You can pass the build arg `PYTHON_VERSION` to dynamically change python version at build time

```bash
docker build  -t roboflow-python --build-arg PYTHON_VERSION=3.9 -f Dockerfile.dev .
```

Will use `python:3.9-slim`

**Note** If you are using [VSCode](https://code.visualstudio.com/) we recommend you read the ["Developing inside a Container"](https://code.visualstudio.com/docs/remote/containers) tutorial.

### Using Virtualenv

```bash
# Clone this repo
git clone git@github.com:roboflow-ai/roboflow-python.git && cd roboflow-python

# create virtual env
virtualenv local_dev

# activate virtual env
source local_dev/bin/activate

# install dependencies
pip3 install -e ".[dev]"
```

### Testing

Make sure you have your `virtualenv` spun up before running tests. Execute the `unittest` command at the `/root` level directory.

Run tests:

```bash
python -m unittest
```

### Contributing

1. Increment the pip package minor version number in `setup.py`
1. Manually add any new dependencies to `requirements.txt` with a version such as `chardet==4.0.0` and list of dependencies in `setup.py` (Be careful not to overwrite any packages that might screw up backwards dependencies for object detection, etc.)

### Code Quality

When creating new functions, please follow the [Google style Python docstrings](https://sphinxcontrib-napoleon.readthedocs.io/en/latest/example_google.html).
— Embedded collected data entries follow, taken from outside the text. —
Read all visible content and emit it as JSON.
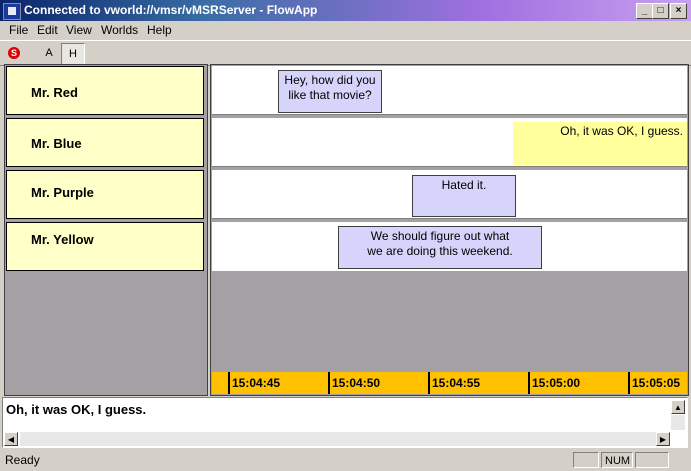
{
  "window": {
    "title": "Connected to vworld://vmsr/vMSRServer - FlowApp",
    "min_glyph": "_",
    "max_glyph": "□",
    "close_glyph": "×"
  },
  "menu": [
    "File",
    "Edit",
    "View",
    "Worlds",
    "Help"
  ],
  "toolbar": {
    "stop_glyph": "S",
    "a_label": "A",
    "h_label": "H"
  },
  "participants": [
    "Mr. Red",
    "Mr. Blue",
    "Mr. Purple",
    "Mr. Yellow"
  ],
  "messages": [
    {
      "speaker": "Mr. Red",
      "line1": "Hey, how did you",
      "line2": "like that movie?"
    },
    {
      "speaker": "Mr. Blue",
      "line1": "Oh, it was OK, I guess.",
      "line2": ""
    },
    {
      "speaker": "Mr. Purple",
      "line1": "Hated it.",
      "line2": ""
    },
    {
      "speaker": "Mr. Yellow",
      "line1": "We should figure out what",
      "line2": "we are doing this weekend."
    }
  ],
  "timeline": [
    "15:04:45",
    "15:04:50",
    "15:04:55",
    "15:05:00",
    "15:05:05"
  ],
  "input": {
    "value": "Oh, it was OK, I guess."
  },
  "status": {
    "text": "Ready",
    "num": "NUM"
  },
  "colors": {
    "name_cell": "#ffffc8",
    "bubble": "#d6d4fa",
    "highlight_bubble": "#ffff9c",
    "timebar": "#ffc000"
  }
}
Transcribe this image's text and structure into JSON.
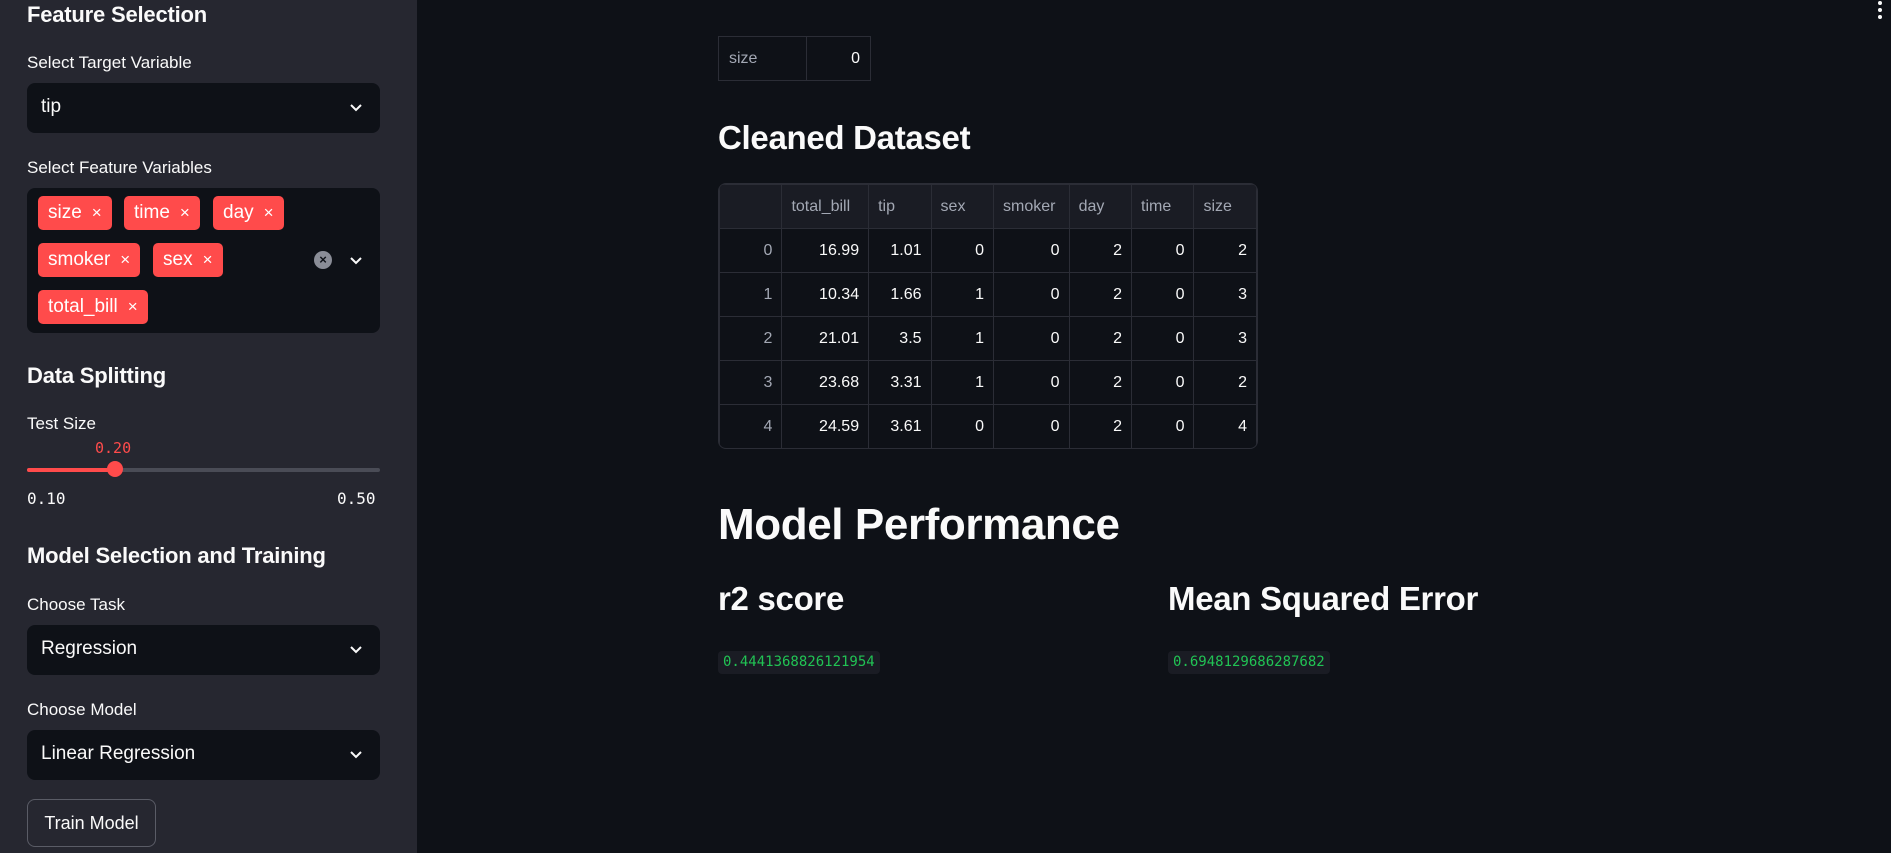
{
  "sidebar": {
    "feature_heading": "Feature Selection",
    "target_label": "Select Target Variable",
    "target_value": "tip",
    "features_label": "Select Feature Variables",
    "features": [
      "size",
      "time",
      "day",
      "smoker",
      "sex",
      "total_bill"
    ],
    "tag_remove": "×",
    "clear_all": "×",
    "split_heading": "Data Splitting",
    "test_size_label": "Test Size",
    "test_size_value": "0.20",
    "test_size_fraction": 0.25,
    "test_size_min": "0.10",
    "test_size_max": "0.50",
    "model_heading": "Model Selection and Training",
    "task_label": "Choose Task",
    "task_value": "Regression",
    "model_label": "Choose Model",
    "model_value": "Linear Regression",
    "train_button": "Train Model"
  },
  "main": {
    "top_table": [
      {
        "key": "size",
        "value": "0"
      }
    ],
    "cleaned_heading": "Cleaned Dataset",
    "columns": [
      "",
      "total_bill",
      "tip",
      "sex",
      "smoker",
      "day",
      "time",
      "size"
    ],
    "rows": [
      [
        "0",
        "16.99",
        "1.01",
        "0",
        "0",
        "2",
        "0",
        "2"
      ],
      [
        "1",
        "10.34",
        "1.66",
        "1",
        "0",
        "2",
        "0",
        "3"
      ],
      [
        "2",
        "21.01",
        "3.5",
        "1",
        "0",
        "2",
        "0",
        "3"
      ],
      [
        "3",
        "23.68",
        "3.31",
        "1",
        "0",
        "2",
        "0",
        "2"
      ],
      [
        "4",
        "24.59",
        "3.61",
        "0",
        "0",
        "2",
        "0",
        "4"
      ]
    ],
    "performance_heading": "Model Performance",
    "r2_heading": "r2 score",
    "r2_value": "0.4441368826121954",
    "mse_heading": "Mean Squared Error",
    "mse_value": "0.6948129686287682"
  },
  "colors": {
    "accent": "#ff4b4b",
    "sidebar_bg": "#262730",
    "main_bg": "#0e1117",
    "metric_text": "#21c354"
  },
  "icons": {
    "dropdown": "chevron-down-icon",
    "menu": "kebab-menu-icon",
    "clear": "clear-all-icon"
  }
}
See example below:

```python
def example_function(param1: int, param2: str) -> bool:
    """Example function that does something.

    Args:
        param1: The first parameter.
        param2: The second parameter.

    Returns:
        The return value. True for success, False otherwise.

    """
```

We provide a `Makefile` to format and ensure code quality. **Be sure to run them before creating a PR**.

```bash
# format code with `black` and `isort`
make style

# check code with flake8
make check_code_quality
```

**Note** These tests will be run automatically when you commit thanks to git hooks.